Celex cleared one of the scanners, cleaned it down and placed samples of the synthetic hair onto the plate. He pointed to the new image on the monitor.
"The one on the left is yours Jenny—Human hair. Note how the cuticle—that's the outer layer, has growth patterns on it, whereas the artificial one on the right is smooth."
"Maybe she wore hair extensions?" I suggested.
"In which case I should be finding a mixture of both natural and manmade."
Celex then immersed himself back into the hairbrush pulling off strands one by one, examining them and discarding them. Peter and I backed off in the hope that with more space, he'd get better results.
Finally, after a good thirty minutes, he lay the tweezers onto the bench, looked at us both and shook his head. We stared at him not quite sure what to say.
"The toothbrush!" shouted Peter suddenly, startling us both.
With renewed hope, I dipped into my bag and produced it.
"And this one definitely won't have my DNA on it."
"Excellent," said Celex taking it from me.
He took a pair of small scissors, snipped off the bristles and prepared his samples.
"This should be very easy," he explained. "As a Starfleet cadet, her DNA will be in the database even if she's not in the civilian registers."
Having prepared his samples in little capped test tubes, he placed them in a little rack that was then drawn into another machine.
"Just a few moments now," he smiled, his mouth stretching into one of those wonderful, full Denobulan smiles.
My stomach churned with trepidation and I found myself biting down on my lip. The machine pipped and I jumped.
Celex grinned in amusement, then studied the results.
"Oh!" Celex exclaimed in disappointment.
"What?" cried Peter and I in unison.
Celex shook his head and scowled afresh.
"But ... I don't understand."
He scratched his head.
"What?" we demanded again.
"There's no DNA here."
"But that's impossible! It's Lizzy's toothbrush."
Celex's head suddenly jerked alert.
"That's odd," he said.
"What?" but he ignored us.
"What?" we demanded again.
"I have a chemical analysis though."
"Chemical. What sort of chemical?" asked Peter.
"Kazium?
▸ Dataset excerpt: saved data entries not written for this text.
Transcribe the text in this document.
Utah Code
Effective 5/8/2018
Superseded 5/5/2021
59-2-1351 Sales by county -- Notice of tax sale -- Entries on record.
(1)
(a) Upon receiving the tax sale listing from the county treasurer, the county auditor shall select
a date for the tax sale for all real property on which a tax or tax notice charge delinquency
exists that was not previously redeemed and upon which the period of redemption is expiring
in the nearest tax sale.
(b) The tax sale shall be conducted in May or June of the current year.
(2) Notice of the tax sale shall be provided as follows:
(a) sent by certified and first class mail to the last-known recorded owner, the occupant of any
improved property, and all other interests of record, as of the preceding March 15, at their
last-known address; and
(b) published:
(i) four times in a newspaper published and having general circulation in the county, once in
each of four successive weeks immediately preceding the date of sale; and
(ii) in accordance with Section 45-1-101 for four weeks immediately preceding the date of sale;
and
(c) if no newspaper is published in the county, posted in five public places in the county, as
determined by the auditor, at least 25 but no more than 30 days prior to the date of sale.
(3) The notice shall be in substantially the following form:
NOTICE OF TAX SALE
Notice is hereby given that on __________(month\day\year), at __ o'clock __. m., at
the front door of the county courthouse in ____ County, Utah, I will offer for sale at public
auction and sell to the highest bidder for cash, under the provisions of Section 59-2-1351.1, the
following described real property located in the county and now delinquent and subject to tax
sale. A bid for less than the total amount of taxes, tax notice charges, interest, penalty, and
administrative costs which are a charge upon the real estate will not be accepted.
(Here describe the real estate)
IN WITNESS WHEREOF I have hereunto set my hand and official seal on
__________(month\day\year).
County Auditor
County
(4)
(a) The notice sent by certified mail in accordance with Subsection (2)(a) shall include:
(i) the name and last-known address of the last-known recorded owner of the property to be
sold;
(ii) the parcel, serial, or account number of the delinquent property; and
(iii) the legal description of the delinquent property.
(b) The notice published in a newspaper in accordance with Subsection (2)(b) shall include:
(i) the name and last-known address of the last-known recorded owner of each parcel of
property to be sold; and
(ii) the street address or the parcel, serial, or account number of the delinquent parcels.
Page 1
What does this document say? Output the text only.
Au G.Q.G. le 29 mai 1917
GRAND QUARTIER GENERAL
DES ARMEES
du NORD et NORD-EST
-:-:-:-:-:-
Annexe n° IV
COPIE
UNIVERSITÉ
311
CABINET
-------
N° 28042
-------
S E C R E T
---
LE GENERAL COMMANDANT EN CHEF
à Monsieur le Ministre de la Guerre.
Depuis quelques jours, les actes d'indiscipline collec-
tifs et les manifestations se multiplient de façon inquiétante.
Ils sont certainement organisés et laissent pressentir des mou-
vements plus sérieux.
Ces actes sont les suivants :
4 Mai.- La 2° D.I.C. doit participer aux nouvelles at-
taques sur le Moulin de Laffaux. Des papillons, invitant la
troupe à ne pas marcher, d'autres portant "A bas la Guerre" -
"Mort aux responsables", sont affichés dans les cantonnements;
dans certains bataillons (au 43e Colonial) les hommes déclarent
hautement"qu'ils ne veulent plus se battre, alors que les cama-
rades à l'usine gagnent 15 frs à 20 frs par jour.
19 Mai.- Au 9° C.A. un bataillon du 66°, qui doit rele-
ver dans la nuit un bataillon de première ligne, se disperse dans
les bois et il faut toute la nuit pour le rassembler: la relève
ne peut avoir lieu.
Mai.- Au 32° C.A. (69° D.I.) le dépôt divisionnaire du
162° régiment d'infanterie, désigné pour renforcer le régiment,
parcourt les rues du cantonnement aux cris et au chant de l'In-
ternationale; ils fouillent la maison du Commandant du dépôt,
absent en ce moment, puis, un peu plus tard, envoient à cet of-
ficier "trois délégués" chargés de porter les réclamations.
What's kazium?" I asked, turning to Peter. His face had drained to a deathly white. My stomach filled with dread.
"What?" I asked him.
He swallowed hard before he spoke. He was obviously shocked at what he knew.
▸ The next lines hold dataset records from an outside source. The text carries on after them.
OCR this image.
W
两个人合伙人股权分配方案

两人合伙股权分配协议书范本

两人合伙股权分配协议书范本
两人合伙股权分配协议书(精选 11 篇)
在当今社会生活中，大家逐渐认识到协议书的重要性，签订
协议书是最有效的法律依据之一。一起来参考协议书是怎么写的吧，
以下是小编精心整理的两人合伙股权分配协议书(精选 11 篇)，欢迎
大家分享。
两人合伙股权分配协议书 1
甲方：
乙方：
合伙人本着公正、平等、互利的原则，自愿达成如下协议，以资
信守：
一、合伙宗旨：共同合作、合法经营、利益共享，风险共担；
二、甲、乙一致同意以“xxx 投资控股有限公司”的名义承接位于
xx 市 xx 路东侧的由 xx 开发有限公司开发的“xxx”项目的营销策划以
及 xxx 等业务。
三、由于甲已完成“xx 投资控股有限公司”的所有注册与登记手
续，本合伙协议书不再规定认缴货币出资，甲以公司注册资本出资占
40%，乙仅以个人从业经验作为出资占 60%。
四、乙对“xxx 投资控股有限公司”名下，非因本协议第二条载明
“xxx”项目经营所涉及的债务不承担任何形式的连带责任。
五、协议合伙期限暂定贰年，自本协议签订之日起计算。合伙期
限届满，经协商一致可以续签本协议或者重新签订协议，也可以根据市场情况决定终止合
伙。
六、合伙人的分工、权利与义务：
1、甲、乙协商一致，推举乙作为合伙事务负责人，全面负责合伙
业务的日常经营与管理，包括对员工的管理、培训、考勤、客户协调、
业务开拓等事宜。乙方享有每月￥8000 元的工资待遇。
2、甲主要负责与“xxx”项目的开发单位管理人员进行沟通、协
"Kazium ... it's umm ... it's a complex combined lubricant and nutrient used in cybernetics to nourish and maintain robotic and android units."
My jaw dropped.
"You mean ..."
"Lizzy is an android," finished Celex.

Log Entry 150130.134

I didn't sleep well last night. Things kept going round and round inside my head.
Lizzy had said that Steven Firth was her guardian. She had also stated that she was scared of him and she wasn't lying. I could see it in her eyes when she told me that, but why—and where were her parents?
Urtok had said that she was no one's daughter. He had quickly amended that to no one of importance. Perhaps her parents were dead or otherwise absent. That would explain why she had a guardian, but if that was the case, why would Urtok have felt it necessary to change his statement.
Then there was her stuff in Firth's office. If she had gone home, wherever that was, she would have taken her things with her. Even if the Academy had finally had enough of her acting up and sent her home in disgrace, her personal possessions would have been forwarded to her by now, surely?
And the hairbrush ... that was a lot of fuss over one hairbrush. Talking of which, I still didn't have a brush because I'd left it in Firth's office when I'd swapped it for the datapad.
The datapad!
I bolted upright in bed.
The datapad! I'd forgotten all about that!
Eagerly, I fumbled for the light and grabbed it from the bedside table. How could I have forgotten it?
I switched it on and then ... ENTER PASSWORD.
Oh, bum!
I tried everything I could think of and then, when I did give up and go back to bed, I kept waking up with a new option to try, but nothing worked.